I can totally understand why some overweight women feel far too paranoid to take to the streets to get fit. I guess they feel that passers-by will laugh at them, point, make unkind comments or whatever. But you know what? Most of the people who do that are just jealous. They haven’t got the bottle to do it themselves so they want to bring down those who have. People who are into exercise themselves would never criticise someone else who’s just getting started, they’d be happy for them and encouraging. If I see someone who’s obviously new to exercise jogging down the road or in the park I think “Good for you, you’re doing something to help yourself”. When I first started running I was embarassed. I wasn’t fat, but I wasn’t thin – and I certainly wasn’t much good! I had to stop and walk quite often, and I thought that made me look useless. I’d try to stop on the quietest parts of my little running route so as few people as possible would see me walking! And I’m still not thin now by the way – my bum and thighs wobble a bit when I run, but I just don’t care because it makes me feel good.

The best bit of training advice I’ve ever been given is not to care what anyone else might think, say or do when I’m out and about. What do they know? I know I’m maintaining a healthy body weight, reducing my risk of developing type 2 diabetes or dying from a heart attack and feeling generally more happy and energetic. Beeping white van drivers? Just ignore them – or choose to take it as a compliment! Twenty years ago I’d probably have given them the finger, but I’m more chilled now (mostly).
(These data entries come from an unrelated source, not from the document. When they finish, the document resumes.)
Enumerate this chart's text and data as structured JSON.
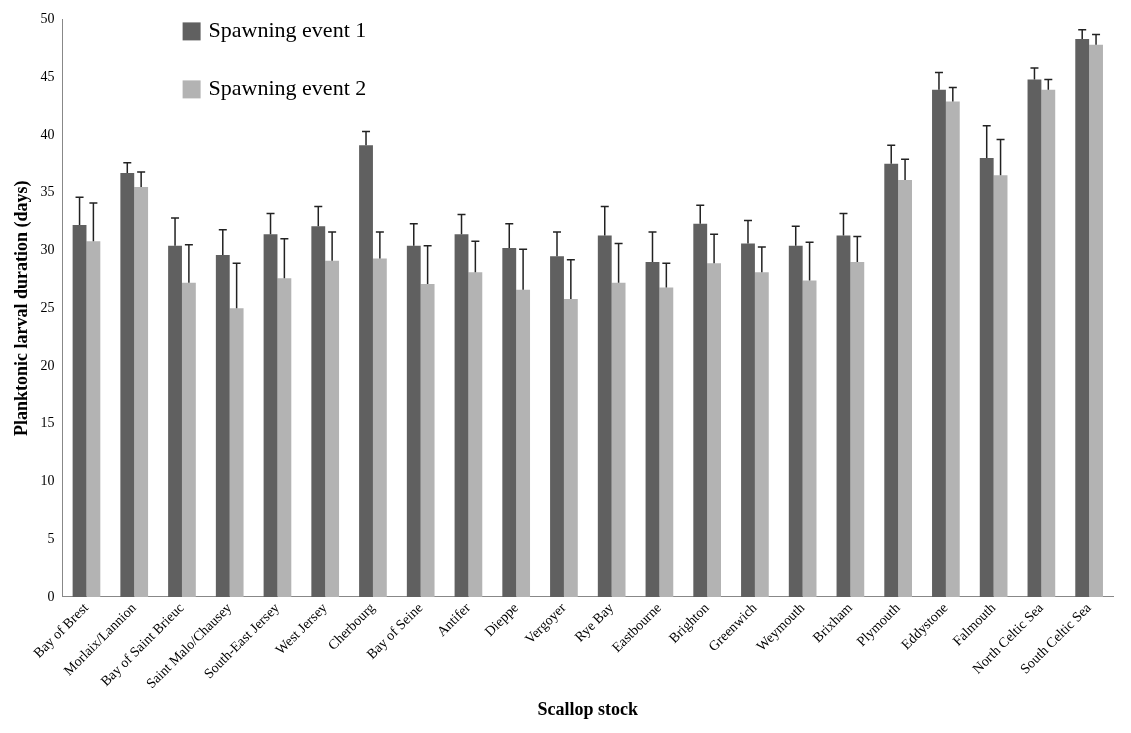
{
  "chart_data": {
    "type": "bar",
    "xlabel": "Scallop stock",
    "ylabel": "Planktonic larval duration (days)",
    "categories": [
      "Bay of Brest",
      "Morlaix/Lannion",
      "Bay of Saint Brieuc",
      "Saint Malo/Chausey",
      "South-East Jersey",
      "West Jersey",
      "Cherbourg",
      "Bay of Seine",
      "Antifer",
      "Dieppe",
      "Vergoyer",
      "Rye Bay",
      "Eastbourne",
      "Brighton",
      "Greenwich",
      "Weymouth",
      "Brixham",
      "Plymouth",
      "Eddystone",
      "Falmouth",
      "North Celtic Sea",
      "South Celtic Sea"
    ],
    "series": [
      {
        "name": "Spawning event 1",
        "color": "#606060",
        "values": [
          32.2,
          36.7,
          30.4,
          29.6,
          31.4,
          32.1,
          39.1,
          30.4,
          31.4,
          30.2,
          29.5,
          31.3,
          29.0,
          32.3,
          30.6,
          30.4,
          31.3,
          37.5,
          43.9,
          38.0,
          44.8,
          48.3
        ],
        "errors": [
          2.4,
          0.9,
          2.4,
          2.2,
          1.8,
          1.7,
          1.2,
          1.9,
          1.7,
          2.1,
          2.1,
          2.5,
          2.6,
          1.6,
          2.0,
          1.7,
          1.9,
          1.6,
          1.5,
          2.8,
          1.0,
          0.8
        ]
      },
      {
        "name": "Spawning event 2",
        "color": "#b3b3b3",
        "values": [
          30.8,
          35.5,
          27.2,
          25.0,
          27.6,
          29.1,
          29.3,
          27.1,
          28.1,
          26.6,
          25.8,
          27.2,
          26.8,
          28.9,
          28.1,
          27.4,
          29.0,
          36.1,
          42.9,
          36.5,
          43.9,
          47.8
        ],
        "errors": [
          3.3,
          1.3,
          3.3,
          3.9,
          3.4,
          2.5,
          2.3,
          3.3,
          2.7,
          3.5,
          3.4,
          3.4,
          2.1,
          2.5,
          2.2,
          3.3,
          2.2,
          1.8,
          1.2,
          3.1,
          0.9,
          0.9
        ]
      }
    ],
    "ylim": [
      0,
      50
    ],
    "yticks": [
      0,
      5,
      10,
      15,
      20,
      25,
      30,
      35,
      40,
      45,
      50
    ],
    "grid": false,
    "legend": "top left"
  }
}
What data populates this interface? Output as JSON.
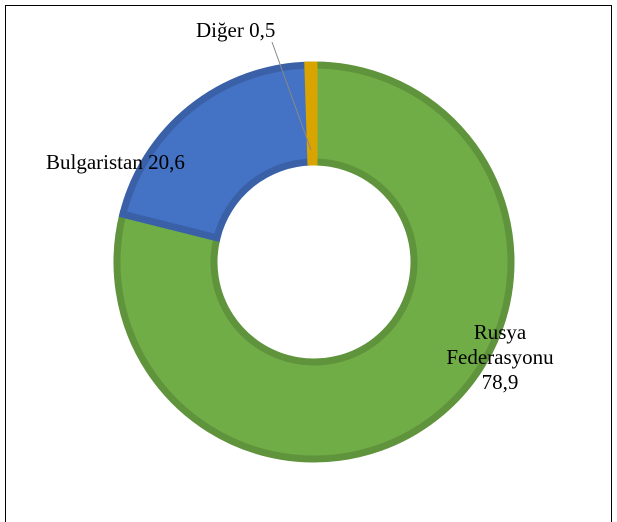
{
  "chart_data": {
    "type": "donut",
    "categories": [
      "Rusya Federasyonu",
      "Bulgaristan",
      "Diğer"
    ],
    "values": [
      78.9,
      20.6,
      0.5
    ],
    "value_labels": [
      "78,9",
      "20,6",
      "0,5"
    ],
    "colors": [
      "#70ad47",
      "#4472c4",
      "#ffc000"
    ]
  }
}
It’s a great time of year to start exercising outdoors – showers permitting! But if you still feel apprehensive about it try to rope in a friend as a training partner. It also really helps to have a goal to motivate you, which is why I try to do a couple of running events each year – otherwise it’s too easy not to bother! One of the best programmes for novice runners is the NHS Couch to 5K programme, which aims to get you gently to running 5K non-stop in nine weeks. Go on, give it a shot, you won’t regret it. The more you exercise the better you’ll feel about your body. And stuff what anyone else thinks!